さて、今回のキャンプでは48時間という寝食を共にしたことで、普段の学校生活では生まれないような対立から、一旦着地するところまでを伴走することができました。普段の学校生活では、問題が起きても授業や専科などの兼ね合いから十分に子どもの声を聞いたり、対処療法的な解決になってしまうところを今回は、子どものサインを待ちながら、子どもの意思決定を大切にしながら解決に向けて双方に伴奏する時間がありました。
一見、外から見るといじめや嫌がらせのように見える子ども同士のやり取りも、双方それぞれの視点で話を聞くと、実は子どもたちなりの正義感と優しさから生まれた対立も起きていると知り、優しさや正義感から生まれる対立もあるんだと驚く場面もありました。しかし、双方それぞれが自分の正しさを信じて行動をしているので、相手の行動に納得がいかず、対話もできない状況でした。「まずは、ジャッジをしないで子どもの行動の背景にある価値を信じて聞く姿勢の重要性」を学びました。
さて、今回の学校キャンプを通して総じて言えることは、時間管理もお金の管理も人間関係の対立への向き合い方も、一朝一夕に育まれるものではないということです。子どもたちが正しい知識を教えることも、子どもが失敗しないように環境をそっと整えることもプロセスとしては重要ですが、最終的に子どもたちは自分で自立して生きていくことになります。
今回のキャンプでは「なーくるないさー(何とかなる)」をモットーにしており、その上で子どもたちが失敗できる環境設定を大切にしました。大人から見ると、ツッコミどころが満載のキャンプの企画、準備、そして当日の子どもたちの動きでしたが、大人が見守りに徹することで子どもたちはどこかのタイミングで動き出し、準備不足やスキル不足、リサーチ不足などの失敗経験からトライアンドエラーも2日間のサイクルの中でも見られました。

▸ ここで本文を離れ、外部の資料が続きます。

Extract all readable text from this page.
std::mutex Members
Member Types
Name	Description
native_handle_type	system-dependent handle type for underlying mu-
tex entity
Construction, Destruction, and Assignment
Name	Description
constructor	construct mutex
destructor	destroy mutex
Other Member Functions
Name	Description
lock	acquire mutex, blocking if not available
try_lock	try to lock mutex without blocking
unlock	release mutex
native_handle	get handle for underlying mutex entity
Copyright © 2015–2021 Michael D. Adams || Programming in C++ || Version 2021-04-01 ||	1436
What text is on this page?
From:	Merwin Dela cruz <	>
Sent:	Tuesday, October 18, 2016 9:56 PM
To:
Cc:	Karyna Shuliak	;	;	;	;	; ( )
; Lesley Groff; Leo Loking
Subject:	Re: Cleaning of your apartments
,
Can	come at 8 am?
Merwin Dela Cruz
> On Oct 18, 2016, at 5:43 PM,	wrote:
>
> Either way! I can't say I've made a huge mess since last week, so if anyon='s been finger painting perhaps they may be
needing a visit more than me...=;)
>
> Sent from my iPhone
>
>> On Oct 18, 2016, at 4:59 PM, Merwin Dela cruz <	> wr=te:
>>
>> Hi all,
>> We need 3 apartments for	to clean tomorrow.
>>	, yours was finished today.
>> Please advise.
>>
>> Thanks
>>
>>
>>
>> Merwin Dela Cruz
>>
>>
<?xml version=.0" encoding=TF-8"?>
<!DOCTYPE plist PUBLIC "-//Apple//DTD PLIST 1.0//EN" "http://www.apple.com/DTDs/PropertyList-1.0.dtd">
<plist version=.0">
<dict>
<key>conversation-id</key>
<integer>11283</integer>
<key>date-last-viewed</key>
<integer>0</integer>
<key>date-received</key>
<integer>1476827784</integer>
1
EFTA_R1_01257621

あくまでもきっかけの1つに過ぎないキャンプでも子どもたちの現在地が知れて、クラス全体としても大きな1つのサイクルを回す中で共通の失敗経験を共通経験にすることができました。明日から学校生活という日常に戻って、また同じクラスメイトで生活が続いていくことも醍醐味です。
最後に私たち大人は、時間やお金の管理、人間関係の構築などどのように介入することで子どもたちのスキルを伸ばしていくことができるのでしょうか?
いつも読んでいただきありがとうございます。
子どもたちの学びが続いていきます。